WINSTON SALEM JOURNAL
RALEIGH, N.C. — The State Board of Elections said Friday that 1,425 names on the voter rolls of North Carolina belong to people who likely do not meet one basic requirement to cast a ballot: U.S. citizenship, according to the Winston-Salem Journal.
Statewide, 262 have voted in past elections, officials said.
Also Friday, the SBOE received an emailed letter from a coalition of civil-rights groups: Project Vote, Demos, Fair Elections Legal Network, American Civil Liberties Union, NALEO Education Fund, Southern Coalition for Social Justice, and Action NC.
Citing the National Voter Registration Act of 1993, the group expressed “deep concern about the way in which the State Board of Elections is identifying and potentially removing voters who it alleges are noncitizens,” according to the letter, obtained by the Winston-Salem Journal in a public records request.
Continuing, the group said in the letter: “The NVRA prohibits North Carolina from conducting any program ‘the purpose of which is to systematically remove the names of ineligible voters from the official lists of eligible voters’ during the ninety-day period preceding an election.”
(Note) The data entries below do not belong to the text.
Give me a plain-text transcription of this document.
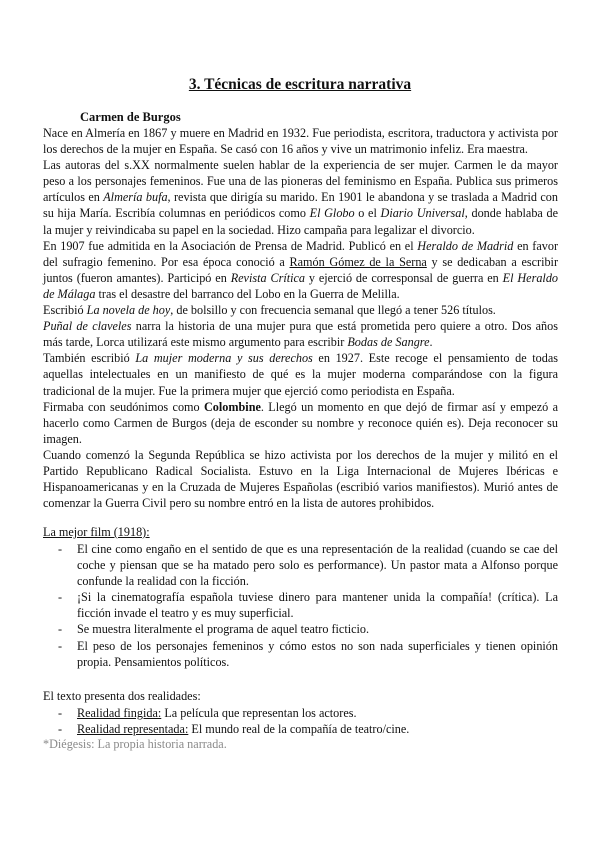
3. Técnicas de escritura narrativa
Carmen de Burgos

Nace en Almería en 1867 y muere en Madrid en 1932. Fue periodista, escritora, traductora y activista por los derechos de la mujer en España. Se casó con 16 años y vive un matrimonio infeliz. Era maestra.

Las autoras del s.XX normalmente suelen hablar de la experiencia de ser mujer. Carmen le da mayor peso a los personajes femeninos. Fue una de las pioneras del feminismo en España. Publica sus primeros artículos en Almería bufa, revista que dirigía su marido. En 1901 le abandona y se traslada a Madrid con su hija María. Escribía columnas en periódicos como El Globo o el Diario Universal, donde hablaba de la mujer y reivindicaba su papel en la sociedad. Hizo campaña para legalizar el divorcio.

En 1907 fue admitida en la Asociación de Prensa de Madrid. Publicó en el Heraldo de Madrid en favor del sufragio femenino. Por esa época conoció a Ramón Gómez de la Serna y se dedicaban a escribir juntos (fueron amantes). Participó en Revista Crítica y ejerció de corresponsal de guerra en El Heraldo de Málaga tras el desastre del barranco del Lobo en la Guerra de Melilla.

Escribió La novela de hoy, de bolsillo y con frecuencia semanal que llegó a tener 526 títulos.

Puñal de claveles narra la historia de una mujer pura que está prometida pero quiere a otro. Dos años más tarde, Lorca utilizará este mismo argumento para escribir Bodas de Sangre.

También escribió La mujer moderna y sus derechos en 1927. Este recoge el pensamiento de todas aquellas intelectuales en un manifiesto de qué es la mujer moderna comparándose con la figura tradicional de la mujer. Fue la primera mujer que ejerció como periodista en España.

Firmaba con seudónimos como Colombine. Llegó un momento en que dejó de firmar así y empezó a hacerlo como Carmen de Burgos (deja de esconder su nombre y reconoce quién es). Deja reconocer su imagen.

Cuando comenzó la Segunda República se hizo activista por los derechos de la mujer y militó en el Partido Republicano Radical Socialista. Estuvo en la Liga Internacional de Mujeres Ibéricas e Hispanoamericanas y en la Cruzada de Mujeres Españolas (escribió varios manifiestos). Murió antes de comenzar la Guerra Civil pero su nombre entró en la lista de autores prohibidos.

La mejor film (1918):
- El cine como engaño en el sentido de que es una representación de la realidad (cuando se cae del coche y piensan que se ha matado pero solo es performance). Un pastor mata a Alfonso porque confunde la realidad con la ficción.
- ¡Si la cinematografía española tuviese dinero para mantener unida la compañía! (crítica). La ficción invade el teatro y es muy superficial.
- Se muestra literalmente el programa de aquel teatro ficticio.
- El peso de los personajes femeninos y cómo estos no son nada superficiales y tienen opinión propia. Pensamientos políticos.
El texto presenta dos realidades:
- Realidad fingida: La película que representan los actores.
- Realidad representada: El mundo real de la compañía de teatro/cine.
*Diégesis: La propia historia narrada.
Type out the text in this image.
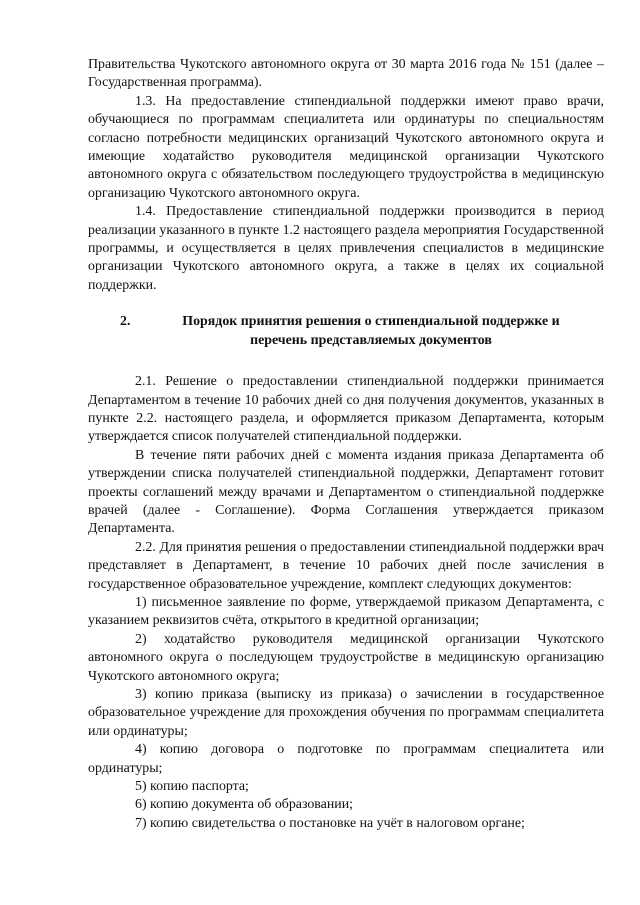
Правительства Чукотского автономного округа от 30 марта 2016 года № 151 (далее – Государственная программа).

1.3. На предоставление стипендиальной поддержки имеют право врачи, обучающиеся по программам специалитета или ординатуры по специальностям согласно потребности медицинских организаций Чукотского автономного округа и имеющие ходатайство руководителя медицинской организации Чукотского автономного округа с обязательством последующего трудоустройства в медицинскую организацию Чукотского автономного округа.

1.4. Предоставление стипендиальной поддержки производится в период реализации указанного в пункте 1.2 настоящего раздела мероприятия Государственной программы, и осуществляется в целях привлечения специалистов в медицинские организации Чукотского автономного округа, а также в целях их социальной поддержки.

2.	Порядок принятия решения о стипендиальной поддержке и
перечень представляемых документов

2.1. Решение о предоставлении стипендиальной поддержки принимается Департаментом в течение 10 рабочих дней со дня получения документов, указанных в пункте 2.2. настоящего раздела, и оформляется приказом Департамента, которым утверждается список получателей стипендиальной поддержки.

В течение пяти рабочих дней с момента издания приказа Департамента об утверждении списка получателей стипендиальной поддержки, Департамент готовит проекты соглашений между врачами и Департаментом о стипендиальной поддержке врачей (далее - Соглашение). Форма Соглашения утверждается приказом Департамента.

2.2. Для принятия решения о предоставлении стипендиальной поддержки врач представляет в Департамент, в течение 10 рабочих дней после зачисления в государственное образовательное учреждение, комплект следующих документов:

1) письменное заявление по форме, утверждаемой приказом Департамента, с указанием реквизитов счёта, открытого в кредитной организации;

2) ходатайство руководителя медицинской организации Чукотского автономного округа о последующем трудоустройстве в медицинскую организацию Чукотского автономного округа;

3) копию приказа (выписку из приказа) о зачислении в государственное образовательное учреждение для прохождения обучения по программам специалитета или ординатуры;

4) копию договора о подготовке по программам специалитета или ординатуры;

5) копию паспорта;

6) копию документа об образовании;

7) копию свидетельства о постановке на учёт в налоговом органе;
The list of 1,425 names is only as accurate as the databases against which they were checked, according to the group, citing several ways in which the main federal database on naturalized citizens has produced errors in the past.
Josh Lawson, an SBOE spokesman, said that the SBOE cannot just pull a name off the voter rolls. There has to be due process, he said, referring to a list of state statutes as guidance for local elections officials to challenge ballots that may be cast by those whom the SBOE has flagged.
“We are continuing to analyze the list. Challenging someone is an extraordinary step, so we want to be as confident as possible,” Lawson said.
Earlier this week, Lawson said that the state elections board would send letters seeking proof of citizenship to all the people who have been flagged. At the end of the week, he said that letters will not be sent to all the individuals.
Rather, challenges would be made if they try to vote, he said. In those instances, letters would be sent to the individual informing him or her of the challenge and the process by which to respond.
Challenges to absentee ballots are made on Election Day – in this case, Nov. 4 – and are heard the day before canvass, he said, referring to one-stop early voting, which is a form of absentee voting. Election Day challenges are heard when the voter shows up to cast a ballot, he said.
By the numbers
Election officials gave a breakdown by county of the 1,425 people they have flagged as possible ineligible voters.
The largest counties had the largest numbers: 73 in Forsyth County; 115 in Guilford County; 252 in Wake County; 313 in Mecklenburg County.
Statewide, 109 are likely in the U.S. under the federal program known as Deferred Action for Childhood Arrivals, or DACA, officials said. The 109 tally is lower than the 145 – and then 119 – reported earlier this week by elections officials because of further investigation, officials said.
DACA provides qualified younger immigrants a two-year reprieve from deportation but no direct path to citizenship.
Ken Raymond, the chairman of the Forsyth County Board of Elections, seemed taken aback by the numbers.
“There are a lot of people at the local and state level that are working hard to ensure the integrity of our voting process and to hear that there are 1,425 illegal registrations on our voter rolls is extremely troubling, especially since so many people are working to keep the voter rolls clean,” Raymond said in an email.
Later, he continued: “Regarding the 73 illegal registrations in Forsyth County, that’s something we’re going to talk about during our next meeting.”
The SBOE arrived at the 1,425 names based on a larger list – the latest one had 10,351 – of people whom the board had been flagged as possible noncitizens.
The state elections board then used an automated system designed this week to go through the list, according to Lawson.
Elections officials used a U.S. Department of Homeland Security database, known as SAVE, to find the 1,425 out of the larger list – or those who do not show up as having citizenship.
Against the SAVE database, the SBOE cross checked names and addresses on state voter rolls as well as in a database provided by the N.C. Division of Motor Vehicles.
The DMV database contained names of license holders who were not U.S. citizens when they got a license.
They may have been green-card holders, foreign workers or DACA recipients, for example. While the 1,425 did not show up as citizens in the Homeland Security database, the other 8,926 did, according to the elections board analysis. Those license holders apparently became U.S. citizens since getting a license.
Earlier this month, the state elections board manually cross-checked about 1,600 names, Lawson said, and found that 94 percent are U.S. citizens, which meant that 6 percent were not citizens.
The current ratio of noncitizens is much higher: more than 14 percent, or 1,425 of 10,351.